Modelling the growth of soil-borne fungi in response to carbon and nitrogen.

Growth of soil-borne fungi is poorly described and understood, largely because non-destructive observations on hyphae in soil are difficult to make. Mathematical modelling can help in the understanding of fungal growth. Except for a model by Paustian & Schnürer (1987a), fungal growth models do not consider carbon and nitrogen contents of the supplied substrate, although these nutrients have considerable effects on hyphal extension in soil. We introduce a fungal growth model in relation to soil organic matter decomposition dealing with the detailed dynamics of carbon and nitrogen. Substrate with a certain carbon : nitrogen ratio is supplied at a constant rate, broken down and then taken up by fungal mycelium. The nutrients are first stored internally in metabolic pools and then incorporated into structural fungal biomass. Standard mathematical procedures were used to obtain overall-steady states of the variables (implicitly from a cubic equation) and the conditions for existence.

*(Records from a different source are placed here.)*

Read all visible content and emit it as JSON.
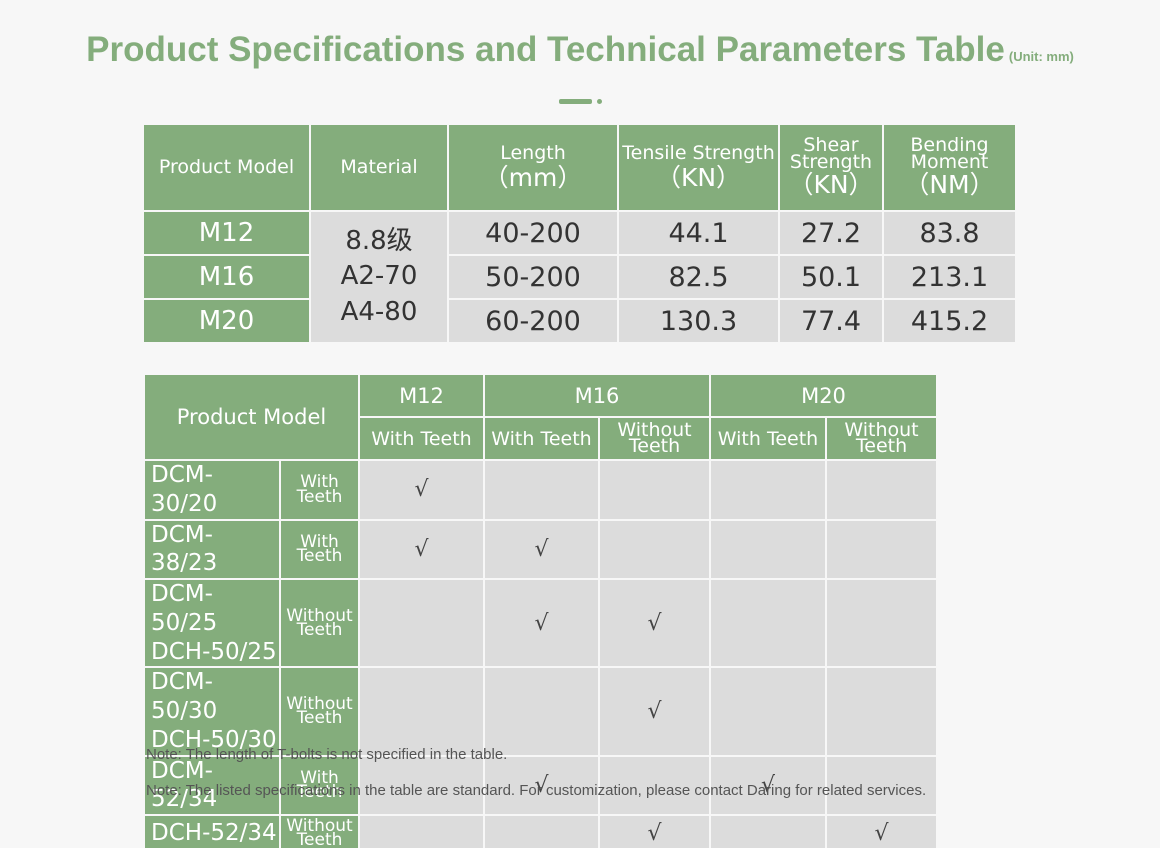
{
  "title": "Product Specifications and Technical Parameters Table",
  "unit": "(Unit: mm)",
  "colors": {
    "accent": "#84ad7c",
    "cell": "#dcdcdc",
    "background": "#f7f7f7"
  },
  "spec": {
    "headers": {
      "model": "Product Model",
      "material": "Material",
      "length_1": "Length",
      "length_2": "（mm）",
      "tensile_1": "Tensile Strength",
      "tensile_2": "（KN）",
      "shear_1": "Shear",
      "shear_2": "Strength",
      "shear_3": "（KN）",
      "bending_1": "Bending",
      "bending_2": "Moment",
      "bending_3": "（NM）"
    },
    "material_lines": [
      "8.8级",
      "A2-70",
      "A4-80"
    ],
    "rows": [
      {
        "model": "M12",
        "length": "40-200",
        "tensile": "44.1",
        "shear": "27.2",
        "bending": "83.8"
      },
      {
        "model": "M16",
        "length": "50-200",
        "tensile": "82.5",
        "shear": "50.1",
        "bending": "213.1"
      },
      {
        "model": "M20",
        "length": "60-200",
        "tensile": "130.3",
        "shear": "77.4",
        "bending": "415.2"
      }
    ]
  },
  "compat": {
    "header": "Product Model",
    "groups": [
      "M12",
      "M16",
      "M20"
    ],
    "sub": {
      "with_teeth": "With Teeth",
      "without_1": "Without",
      "without_2": "Teeth"
    },
    "check": "√",
    "rows": [
      {
        "device": [
          "DCM-30/20"
        ],
        "type": [
          "With",
          "Teeth"
        ]
      },
      {
        "device": [
          "DCM-38/23"
        ],
        "type": [
          "With",
          "Teeth"
        ]
      },
      {
        "device": [
          "DCM-50/25",
          "DCH-50/25"
        ],
        "type": [
          "Without",
          "Teeth"
        ]
      },
      {
        "device": [
          "DCM-50/30",
          "DCH-50/30"
        ],
        "type": [
          "Without",
          "Teeth"
        ]
      },
      {
        "device": [
          "DCM-52/34"
        ],
        "type": [
          "With",
          "Teeth"
        ]
      },
      {
        "device": [
          "DCH-52/34"
        ],
        "type": [
          "Without",
          "Teeth"
        ]
      }
    ]
  },
  "notes": [
    "Note: The length of T-bolts is not specified in the table.",
    "Note: The listed specifications in the table are standard. For customization, please contact Daring  for related services."
  ]
}
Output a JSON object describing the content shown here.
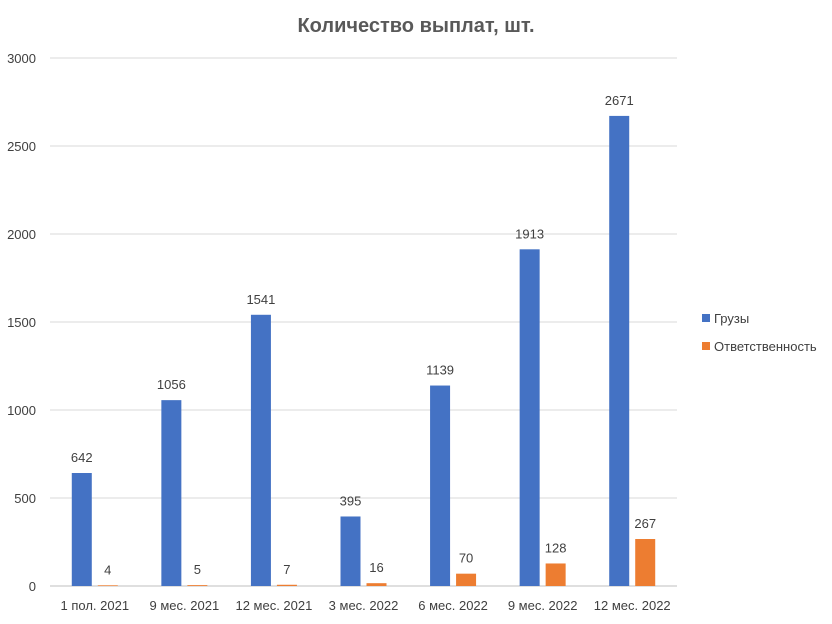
{
  "chart_data": {
    "type": "bar",
    "title": "Количество выплат, шт.",
    "xlabel": "",
    "ylabel": "",
    "categories": [
      "1 пол. 2021",
      "9 мес. 2021",
      "12 мес. 2021",
      "3 мес. 2022",
      "6 мес. 2022",
      "9 мес. 2022",
      "12 мес. 2022"
    ],
    "series": [
      {
        "name": "Грузы",
        "color": "#4472c4",
        "values": [
          642,
          1056,
          1541,
          395,
          1139,
          1913,
          2671
        ]
      },
      {
        "name": "Ответственность",
        "color": "#ed7d31",
        "values": [
          4,
          5,
          7,
          16,
          70,
          128,
          267
        ]
      }
    ],
    "ylim": [
      0,
      3000
    ],
    "yticks": [
      0,
      500,
      1000,
      1500,
      2000,
      2500,
      3000
    ],
    "grid": true,
    "legend_position": "right",
    "data_labels": true
  }
}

Numerical computations for a wide range of parameter combinations show that at most one solution for the steady state is biologically meaningful, specified by the conditions for existence. These conditions specify a constraint, namely that the 'energy' (in terms of carbon) invested in breakdown of substrate should be less than the 'energy' resulting from breakdown of substrate, leading to a positive carbon balance. The biological interpretation of the conditions for existence is that for growth the 'energy' necessary for production of structural fungal biomass and for maintenance should be less than the mentioned positive carbon balance in the situation where all substrate is colonized. In summary, the analysis of this complicated fungal growth model gave results with a clear biological interpretation.